Laypeople often speak positively of their church as being a family. They value the warm fellowship they experience in the congregation. Church structure should reinforce these characteristics. Instead, we have developed a complex organization that is more suitable to running a highly centralized business than to forming a family - a white collar corporate model of organization. This is designed to maintain the institution and to provide local outlets for the programs of the general agencies, as if power flowed from the top down. In the church, power rightly flows from the bottom up - up from strong congregations.

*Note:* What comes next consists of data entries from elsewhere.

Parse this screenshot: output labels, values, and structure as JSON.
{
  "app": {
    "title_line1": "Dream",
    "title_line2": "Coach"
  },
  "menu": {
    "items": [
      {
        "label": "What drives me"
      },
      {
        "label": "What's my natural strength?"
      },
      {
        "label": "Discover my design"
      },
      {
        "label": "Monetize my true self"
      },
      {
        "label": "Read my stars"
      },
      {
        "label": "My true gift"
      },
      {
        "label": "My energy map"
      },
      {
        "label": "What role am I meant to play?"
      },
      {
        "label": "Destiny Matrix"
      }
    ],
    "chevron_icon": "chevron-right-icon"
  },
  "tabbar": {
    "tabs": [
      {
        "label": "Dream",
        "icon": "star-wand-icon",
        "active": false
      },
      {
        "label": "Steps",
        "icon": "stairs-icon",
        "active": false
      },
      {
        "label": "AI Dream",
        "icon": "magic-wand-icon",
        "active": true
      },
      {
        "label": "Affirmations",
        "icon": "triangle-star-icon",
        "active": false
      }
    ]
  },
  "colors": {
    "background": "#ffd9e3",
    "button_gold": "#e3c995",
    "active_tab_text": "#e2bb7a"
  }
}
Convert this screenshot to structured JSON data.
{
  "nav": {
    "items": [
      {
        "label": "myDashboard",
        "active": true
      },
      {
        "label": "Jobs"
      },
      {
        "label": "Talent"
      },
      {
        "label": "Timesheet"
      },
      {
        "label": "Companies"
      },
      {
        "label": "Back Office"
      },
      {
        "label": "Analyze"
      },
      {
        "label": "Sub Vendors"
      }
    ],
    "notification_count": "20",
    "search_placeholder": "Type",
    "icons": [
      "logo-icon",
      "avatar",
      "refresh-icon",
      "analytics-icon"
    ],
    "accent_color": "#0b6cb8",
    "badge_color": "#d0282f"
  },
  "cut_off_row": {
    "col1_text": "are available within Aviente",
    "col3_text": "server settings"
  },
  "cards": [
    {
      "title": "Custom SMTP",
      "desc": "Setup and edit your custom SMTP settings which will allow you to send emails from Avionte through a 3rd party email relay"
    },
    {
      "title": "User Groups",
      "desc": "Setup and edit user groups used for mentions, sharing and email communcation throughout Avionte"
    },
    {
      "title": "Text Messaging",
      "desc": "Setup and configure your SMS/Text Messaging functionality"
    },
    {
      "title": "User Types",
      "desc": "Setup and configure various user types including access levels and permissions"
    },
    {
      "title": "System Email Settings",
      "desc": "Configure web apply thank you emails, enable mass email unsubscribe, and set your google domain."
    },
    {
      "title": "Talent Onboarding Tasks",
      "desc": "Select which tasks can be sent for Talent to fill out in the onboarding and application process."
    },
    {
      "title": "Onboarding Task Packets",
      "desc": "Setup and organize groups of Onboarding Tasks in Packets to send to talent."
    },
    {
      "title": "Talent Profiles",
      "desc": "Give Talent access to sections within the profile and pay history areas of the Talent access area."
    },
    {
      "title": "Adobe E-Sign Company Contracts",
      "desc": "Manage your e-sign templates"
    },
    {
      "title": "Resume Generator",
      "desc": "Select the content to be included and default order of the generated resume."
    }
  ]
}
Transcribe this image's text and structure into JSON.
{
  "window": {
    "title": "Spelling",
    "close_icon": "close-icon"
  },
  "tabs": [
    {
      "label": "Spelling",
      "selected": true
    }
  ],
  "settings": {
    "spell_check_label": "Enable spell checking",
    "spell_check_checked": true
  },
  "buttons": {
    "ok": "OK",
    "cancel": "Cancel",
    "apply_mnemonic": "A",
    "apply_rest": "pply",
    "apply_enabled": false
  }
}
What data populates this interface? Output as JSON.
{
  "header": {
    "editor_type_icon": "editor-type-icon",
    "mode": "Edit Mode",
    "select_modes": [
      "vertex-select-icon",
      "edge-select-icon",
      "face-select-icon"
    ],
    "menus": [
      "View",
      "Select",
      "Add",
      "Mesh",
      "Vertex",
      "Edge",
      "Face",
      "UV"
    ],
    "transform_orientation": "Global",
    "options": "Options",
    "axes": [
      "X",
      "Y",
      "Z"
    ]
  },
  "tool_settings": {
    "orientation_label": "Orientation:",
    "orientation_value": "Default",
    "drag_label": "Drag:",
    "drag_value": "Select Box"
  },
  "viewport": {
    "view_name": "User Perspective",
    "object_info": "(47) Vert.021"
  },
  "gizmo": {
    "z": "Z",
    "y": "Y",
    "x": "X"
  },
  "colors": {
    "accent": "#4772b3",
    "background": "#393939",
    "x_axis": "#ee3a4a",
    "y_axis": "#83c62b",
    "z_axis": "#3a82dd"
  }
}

Structure is never changed easily because too many powerful people and groups have a vested interest in the status quo. A vital denomination, however, must have vital congregations. These require an organization that gives the local churches both the freedom and the responsibility to develop their ministry and program. Structure can produce liberation or stagnation. United Methodism needs to move to one that provides the liberation for a vital witness and ministry by each local church.


  1. Doctrines and Disciplines of The Methodist Church 1940 (New York: The Methodist Publishing House, 1940), par. 528-534.
  2. Doctrines and Disciplines of The Methodist Church 1952 (Nashville: The Methodist Publishing House, 1952), par. 219.
  3. Richard B. Wilke, And Are We Yet Alive (Nashville: Abingdon Press, 1986), p. 29.